Charlie (Yes, Sheen is once again playing a character named Charlie, as he did in Two and a Half Men and in Spin City) is a former rageaholic who has learned the error of his ways. In fact, he's now a calm, mature therapist helping other troubled souls through anger management treatment.

This is a sitcom that wears its influences — and it has a ton of them — proudly. And it's stocked with old TV comedy pros. That's why the show feels as comfortable as an old pair of slippers before the first commercial break. (After back-to-back episodes tonight at 9 p.m. on FX, Anger Management will assume its regular slot at 9:30 p.m. next week.)

The group sessions Charlie conducts in his home should remind you of the therapy patients on The Bob Newhart Show. Charlie's precocious teen daughter not only has the same name, Sam, as did Tony Danza's daughter in Who's the Boss?, the actress, Daniela Bobadilla, even looks like a young Alyssa Milano.

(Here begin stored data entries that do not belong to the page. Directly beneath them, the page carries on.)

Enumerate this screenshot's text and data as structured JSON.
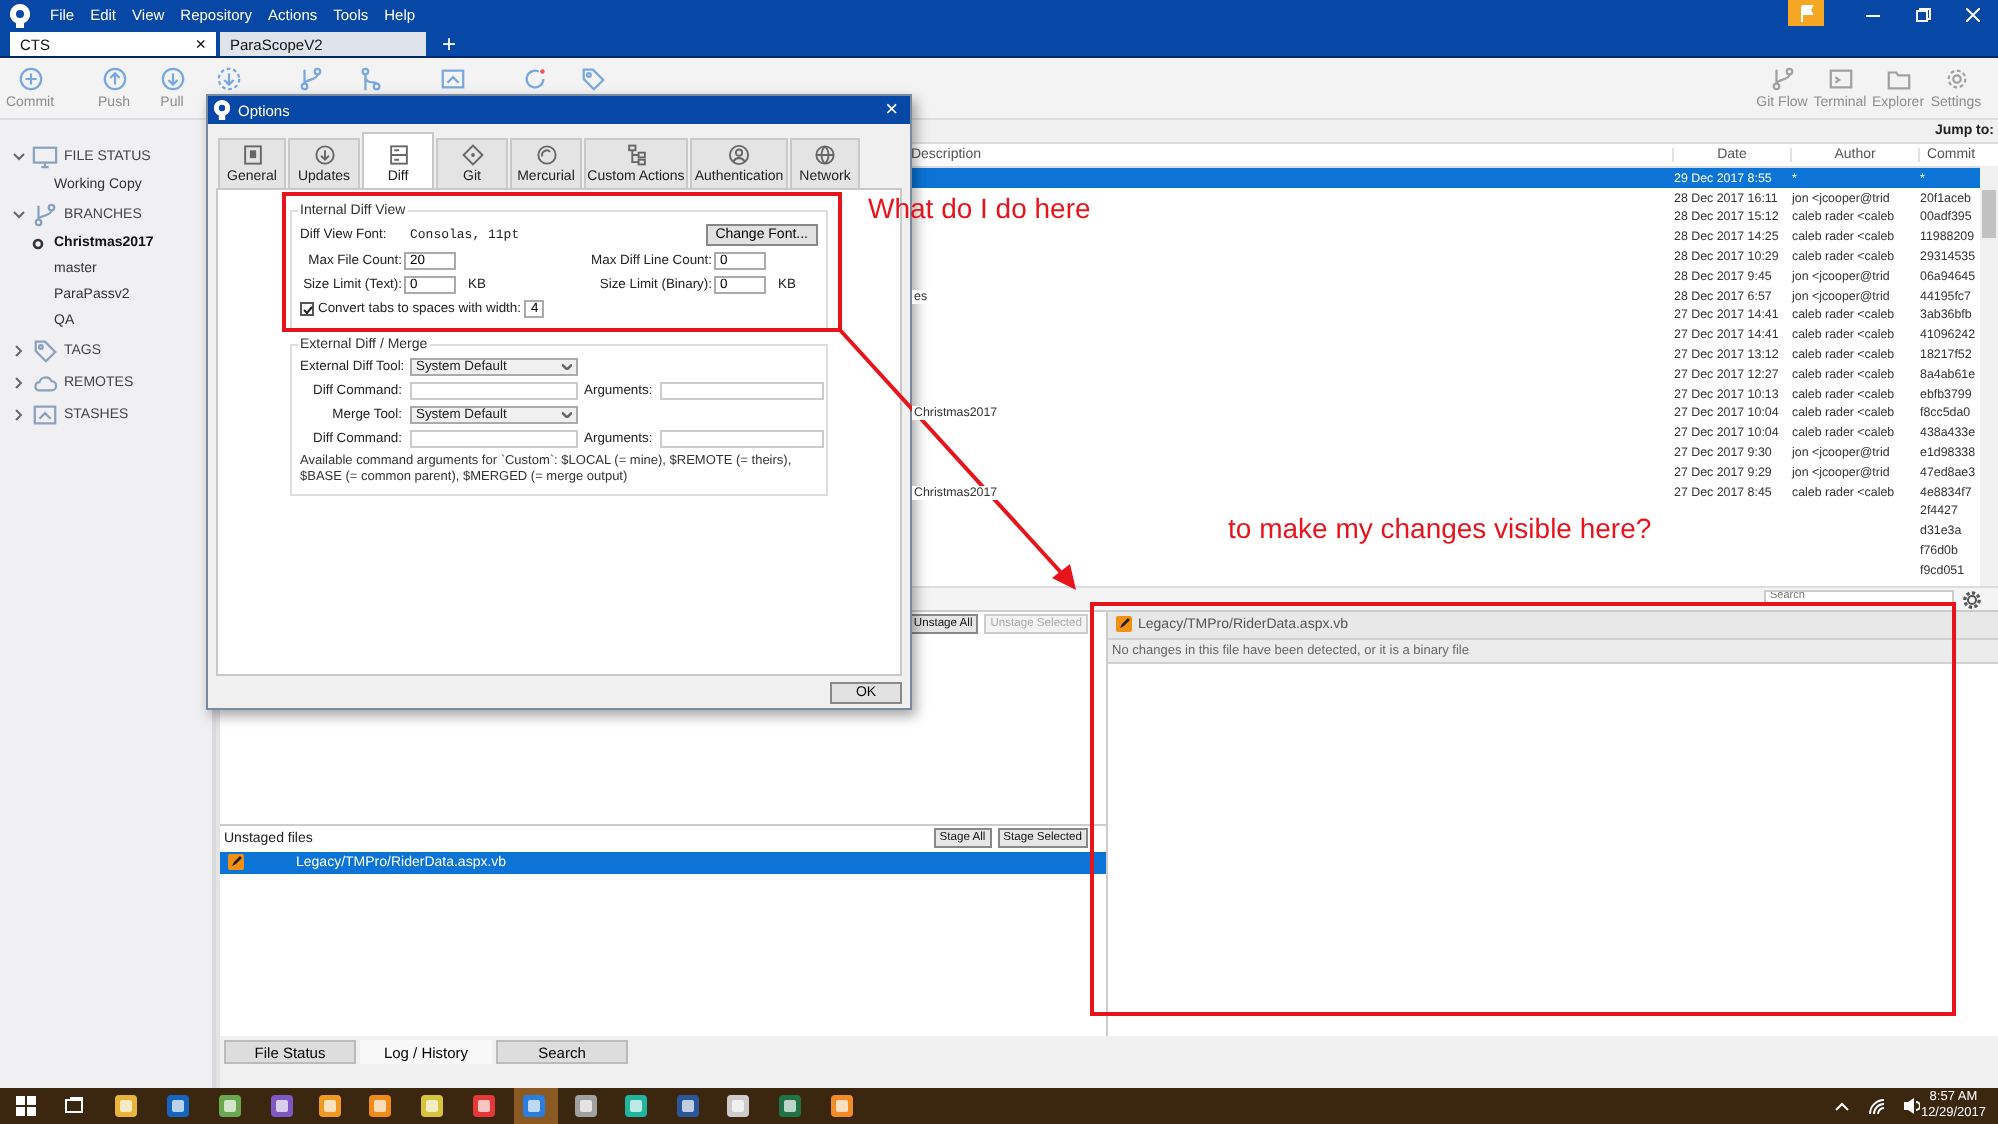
{
  "menu": [
    "File",
    "Edit",
    "View",
    "Repository",
    "Actions",
    "Tools",
    "Help"
  ],
  "repo_tabs": [
    {
      "label": "CTS",
      "selected": true,
      "close": "×"
    },
    {
      "label": "ParaScopeV2",
      "selected": false
    }
  ],
  "new_tab": "+",
  "toolbar_left": [
    {
      "label": "Commit",
      "kind": "plus"
    },
    {
      "label": "Push",
      "kind": "up"
    },
    {
      "label": "Pull",
      "kind": "down"
    },
    {
      "kind": "fetch"
    },
    {
      "kind": "branch"
    },
    {
      "kind": "merge"
    },
    {
      "kind": "stash"
    },
    {
      "kind": "discard"
    },
    {
      "kind": "tag"
    }
  ],
  "toolbar_right": [
    {
      "label": "Git Flow",
      "kind": "branch"
    },
    {
      "label": "Terminal",
      "kind": "terminal"
    },
    {
      "label": "Explorer",
      "kind": "folder"
    },
    {
      "label": "Settings",
      "kind": "gear"
    }
  ],
  "sidebar": [
    {
      "title": "FILE STATUS",
      "kind": "monitor",
      "expanded": true,
      "children": [
        {
          "label": "Working Copy",
          "current": false
        }
      ]
    },
    {
      "title": "BRANCHES",
      "kind": "branch",
      "expanded": true,
      "children": [
        {
          "label": "Christmas2017",
          "current": true
        },
        {
          "label": "master",
          "current": false
        },
        {
          "label": "ParaPassv2",
          "current": false
        },
        {
          "label": "QA",
          "current": false
        }
      ]
    },
    {
      "title": "TAGS",
      "kind": "tag",
      "expanded": false
    },
    {
      "title": "REMOTES",
      "kind": "cloud",
      "expanded": false
    },
    {
      "title": "STASHES",
      "kind": "stash",
      "expanded": false
    }
  ],
  "jump_label": "Jump to:",
  "commits": {
    "columns": [
      "Description",
      "Date",
      "Author",
      "Commit"
    ],
    "rows": [
      {
        "date": "29 Dec 2017 8:55",
        "author": "*",
        "commit": "*",
        "selected": true
      },
      {
        "date": "28 Dec 2017 16:11",
        "author": "jon <jcooper@trid",
        "commit": "20f1aceb",
        "selected": false
      },
      {
        "date": "28 Dec 2017 15:12",
        "author": "caleb rader <caleb",
        "commit": "00adf395",
        "selected": false
      },
      {
        "date": "28 Dec 2017 14:25",
        "author": "caleb rader <caleb",
        "commit": "11988209",
        "selected": false
      },
      {
        "date": "28 Dec 2017 10:29",
        "author": "caleb rader <caleb",
        "commit": "29314535",
        "selected": false
      },
      {
        "date": "28 Dec 2017 9:45",
        "author": "jon <jcooper@trid",
        "commit": "06a94645",
        "selected": false
      },
      {
        "description": "es",
        "date": "28 Dec 2017 6:57",
        "author": "jon <jcooper@trid",
        "commit": "44195fc7",
        "selected": false
      },
      {
        "date": "27 Dec 2017 14:41",
        "author": "caleb rader <caleb",
        "commit": "3ab36bfb",
        "selected": false
      },
      {
        "date": "27 Dec 2017 14:41",
        "author": "caleb rader <caleb",
        "commit": "41096242",
        "selected": false
      },
      {
        "date": "27 Dec 2017 13:12",
        "author": "caleb rader <caleb",
        "commit": "18217f52",
        "selected": false
      },
      {
        "date": "27 Dec 2017 12:27",
        "author": "caleb rader <caleb",
        "commit": "8a4ab61e",
        "selected": false
      },
      {
        "date": "27 Dec 2017 10:13",
        "author": "caleb rader <caleb",
        "commit": "ebfb3799",
        "selected": false
      },
      {
        "description": "Christmas2017",
        "date": "27 Dec 2017 10:04",
        "author": "caleb rader <caleb",
        "commit": "f8cc5da0",
        "selected": false
      },
      {
        "date": "27 Dec 2017 10:04",
        "author": "caleb rader <caleb",
        "commit": "438a433e",
        "selected": false
      },
      {
        "date": "27 Dec 2017 9:30",
        "author": "jon <jcooper@trid",
        "commit": "e1d98338",
        "selected": false
      },
      {
        "date": "27 Dec 2017 9:29",
        "author": "jon <jcooper@trid",
        "commit": "47ed8ae3",
        "selected": false
      },
      {
        "description": "Christmas2017",
        "date": "27 Dec 2017 8:45",
        "author": "caleb rader <caleb",
        "commit": "4e8834f7",
        "selected": false
      },
      {
        "commit": "2f4427",
        "selected": false
      },
      {
        "commit": "d31e3a",
        "selected": false
      },
      {
        "commit": "f76d0b",
        "selected": false
      },
      {
        "commit": "f9cd051",
        "selected": false
      }
    ]
  },
  "search": {
    "placeholder": "Search"
  },
  "staged": {
    "buttons": [
      {
        "label": "Unstage All",
        "disabled": false
      },
      {
        "label": "Unstage Selected",
        "disabled": true
      }
    ]
  },
  "unstaged": {
    "title": "Unstaged files",
    "buttons": [
      {
        "label": "Stage All",
        "disabled": false
      },
      {
        "label": "Stage Selected",
        "disabled": false
      }
    ],
    "files": [
      {
        "path": "Legacy/TMPro/RiderData.aspx.vb",
        "selected": true
      }
    ]
  },
  "diff": {
    "file": "Legacy/TMPro/RiderData.aspx.vb",
    "message": "No changes in this file have been detected, or it is a binary file"
  },
  "view_tabs": [
    {
      "label": "File Status",
      "selected": false
    },
    {
      "label": "Log / History",
      "selected": true
    },
    {
      "label": "Search",
      "selected": false
    }
  ],
  "dialog": {
    "title": "Options",
    "close": "×",
    "tabs": [
      {
        "label": "General",
        "kind": "general",
        "selected": false
      },
      {
        "label": "Updates",
        "kind": "updates",
        "selected": false
      },
      {
        "label": "Diff",
        "kind": "diff",
        "selected": true
      },
      {
        "label": "Git",
        "kind": "git",
        "selected": false
      },
      {
        "label": "Mercurial",
        "kind": "mercurial",
        "selected": false
      },
      {
        "label": "Custom Actions",
        "kind": "custom",
        "selected": false
      },
      {
        "label": "Authentication",
        "kind": "auth",
        "selected": false
      },
      {
        "label": "Network",
        "kind": "network",
        "selected": false
      }
    ],
    "internal": {
      "title": "Internal Diff View",
      "font_label": "Diff View Font:",
      "font_value": "Consolas, 11pt",
      "font_button": "Change Font...",
      "fields": [
        {
          "label": "Max File Count:",
          "value": "20"
        },
        {
          "label": "Max Diff Line Count:",
          "value": "0"
        },
        {
          "label": "Size Limit (Text):",
          "value": "0",
          "unit": "KB"
        },
        {
          "label": "Size Limit (Binary):",
          "value": "0",
          "unit": "KB"
        }
      ],
      "tabs_checkbox": {
        "label": "Convert tabs to spaces with width:",
        "checked": true,
        "value": "4"
      }
    },
    "external": {
      "title": "External Diff / Merge",
      "rows": [
        {
          "kind": "select",
          "label": "External Diff Tool:",
          "value": "System Default"
        },
        {
          "kind": "command",
          "label": "Diff Command:",
          "args_label": "Arguments:"
        },
        {
          "kind": "select",
          "label": "Merge Tool:",
          "value": "System Default"
        },
        {
          "kind": "command",
          "label": "Diff Command:",
          "args_label": "Arguments:"
        }
      ],
      "note": "Available command arguments for `Custom`: $LOCAL (= mine), $REMOTE (= theirs), $BASE (= common parent), $MERGED (= merge output)"
    },
    "ok": "OK"
  },
  "annotations": [
    "What do I do here",
    "to make my changes visible here?"
  ],
  "taskbar": {
    "time": "8:57 AM",
    "date": "12/29/2017"
  }
}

Executive producer Bruce Helford (The Drew Carey Show) has given Sheen a remarkable amount of support. (Weird trivia detour: One of the show's co-executive producers is former New York Met Todd Zeile.)

Besides Charlie's home therapy group (which includes Barry Corbin as a cranky old man and Noureen DeWulf as a hot-tempered young woman), he conducts a regular prison group. He's got an ex-wife (Shawnee Smith, of Becker) and a best friend (Selma Blair) with occasional benefits. He's got a friendly neighbor (Michael Boatman, an old colleague from Spin City) and a salty favorite bartender (Brett Butler, of Grace Under Fire, making a winning return to prime time).

So Sheen's dance card is pretty full. Actually, he doesn't need all those partners. This role is perfectly tailored to showcase his unruffled comedy style. As in Two and Half a Men, Sheen plays a guy with strong appetites who gets the joke even when he's the punchline.

Because of the title and Sheen's volatile reputation, you tune in to this show anticipating something sensationalistic. But Helford isn't attempting to reinvent the wheel here, just adding some raunchier language and kinkier gags to the standard formula.

Anger Management turns out to be a likable, nicely loaded sitcom. The forecast for Sheen? Sunny with only a slight chance of meltdown.